Our findings extend previous knowledge on the impact of cannabis use on memory12 and executive function.8 Although there are contradictory results regarding the normalization of memory in the long term,9, 10, 16 impairment has been associated with the intensity of cannabis use, with heavy users showing deficits in various memory functions.46 Interestingly, many neuroimaging studies implementing simple memory tasks have failed to find differences in performance between heavy cannabis users and controls.12 Our findings suggest that impairment may be more subtle and affect more complex cognitive processes, like those involved in the Deese-Roediger-McDermott paradigm.
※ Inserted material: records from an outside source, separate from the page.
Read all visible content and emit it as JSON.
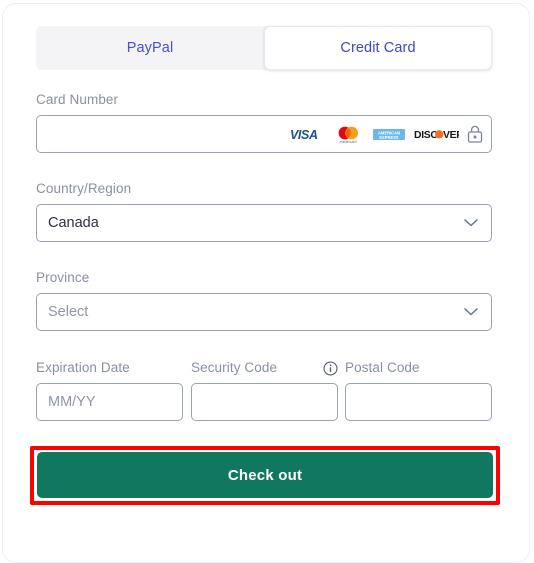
{
  "payment_form": {
    "tabs": [
      {
        "id": "paypal",
        "label": "PayPal",
        "active": false
      },
      {
        "id": "credit-card",
        "label": "Credit Card",
        "active": true
      }
    ],
    "fields": {
      "card_number": {
        "label": "Card Number",
        "value": "",
        "placeholder": "",
        "accepted_brands": [
          "VISA",
          "mastercard",
          "AMERICAN EXPRESS",
          "DISCOVER"
        ],
        "secure_icon": "lock-icon"
      },
      "country": {
        "label": "Country/Region",
        "value": "Canada",
        "is_placeholder": false
      },
      "province": {
        "label": "Province",
        "value": "Select",
        "is_placeholder": true
      },
      "expiration_date": {
        "label": "Expiration Date",
        "value": "",
        "placeholder": "MM/YY"
      },
      "security_code": {
        "label": "Security Code",
        "value": "",
        "placeholder": "",
        "info_icon": "info-icon"
      },
      "postal_code": {
        "label": "Postal Code",
        "value": "",
        "placeholder": ""
      }
    },
    "submit_button": {
      "label": "Check out"
    },
    "colors": {
      "tab_text": "#4a4ddb",
      "tab_track": "#f4f4f7",
      "label_text": "#8a8fa3",
      "input_border": "#9aa2b6",
      "checkout_bg": "#11785f",
      "checkout_text": "#ffffff",
      "highlight_border": "#fe0000"
    }
  }
}
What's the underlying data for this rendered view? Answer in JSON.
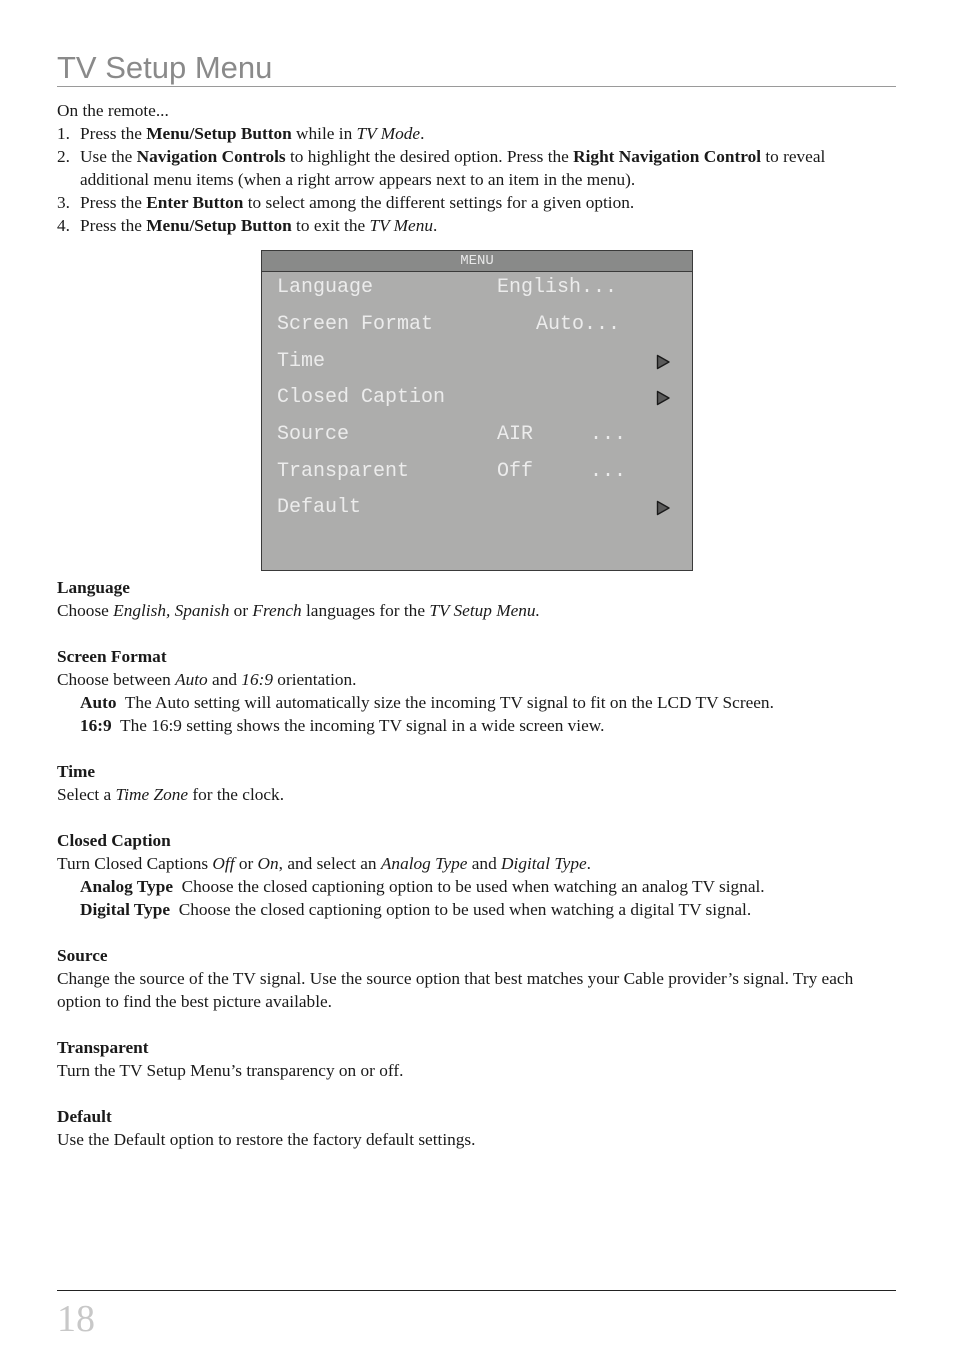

A limitation of our study is the potential presence of residual THC levels in the brain in the absence of detectable levels in other biological matrices (in our case, urine). Whereas most studies in humans consider that cognitive testing after a 4-week period will assess the long-term effects of cannabis rather than its residual effects,8 a longer persistence of THC in the brain has also been observed.47 Thus, although unlikely, the presence of small amounts of THC in the body cannot be entirely ruled out.

Taken together, the present results indicate that long-term heavy cannabis users are at an increased risk of experiencing memory errors even when abstinent and drug-free. These deficits show a neural basis and suggest a subtle compromise of brain mechanisms involved in reality monitoring. Though subtle, the deficits found bear similarities with alterations observed in psychiatric and neurologic conditions and also with age-related cognitive decline. This lingering diminished ability to tell true from false may have medical, and legal implications. Future studies should address these issues and assess whether the deficits found here extend to other forms of memory distortion and reality monitoring beyond the false memory phenomenon.